I don't doubt what you say regarding worn personal jewellery. But I did not say jewellery, much less personal jewellery, I said jewellery, coinage and gold bars (not just jewellery).
Also I am using "jewellery" in a broad (and inaccurate) sense, as tends to be used in statistical compilations - it includes any ornate or artistic object d'art such as crowns, gold clocks, religious staues etc. I imagine the majority of Australians would have not more than a couple of ounces of gold that they wear on a REGULAR basis though, perhaps 30 plus million ounces for Australia at present. I have seen single solid-gold buddhas (not gold leaf) that would hardly rate a mention in tourist brochures, that are made of half a million ounces of gold.
You assume that most jewellery is used enough to wear significantly (that worn will certainly wear - although the ring I have been wearing for 42 years would not have lost 10% from its outer surface, virtually nothing from inner surface where it is inscribed -as is common with hallmarks. ). And it is 18ct (75% gold) - a lot of jewellery is 9 ct (37.5% gold). so it is not pure gold being lost. However a major proportion of world personal jewellery is in dowries etc in places like the Middle East and India, and most people with a lot more than a wedding ring or gold chain do not wear any other of their jewellery a major part of the time. I estimate that my wife and I wear perhaps 0.5% of the gold we own as personal jewellery, a few percent is inherited family jewellery (that I have never seen worn), 10% we have as mint coins that we don't handle, and the rest in a single art object (and we are middle-class Australians not oil sheiks).
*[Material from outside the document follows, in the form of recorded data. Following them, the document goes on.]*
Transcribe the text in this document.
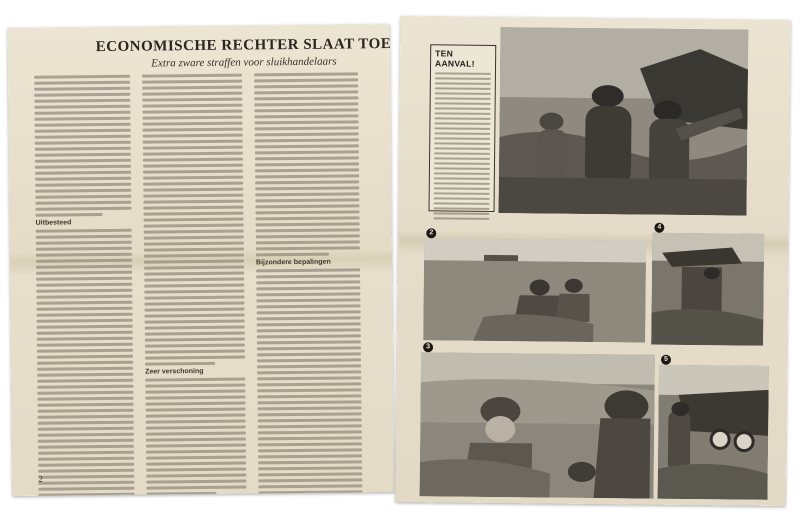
ECONOMISCHE RECHTER SLAAT TOE
Extra zware straffen voor sluikhandelaars
Uitbesteed
Zeer verschoning
Bijzondere bepalingen
2
TEN AANVAL!
2
4
3
5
As I said, the main losses are probably in electronics, colouring for glass, and gold leaf, but they are only a small percentage of gold uses. Only 75% of world gold demand comes from gold mines each year (e.g. 3,500 tonnes), and most of the balance is recycled gold. The majority of recycled gold - around 90% - comes from jewellery, with gold extracted from technology providing the remaining 10%. No other metal has always been re-cycled throughout history in the way gold has - people don't discard it.
So only a small amount of gold is lost, most ever mined is in circulation, and the "so-called experts" are probably correct on this one.
However the topic was the price of precious metals, so we are getting off topic.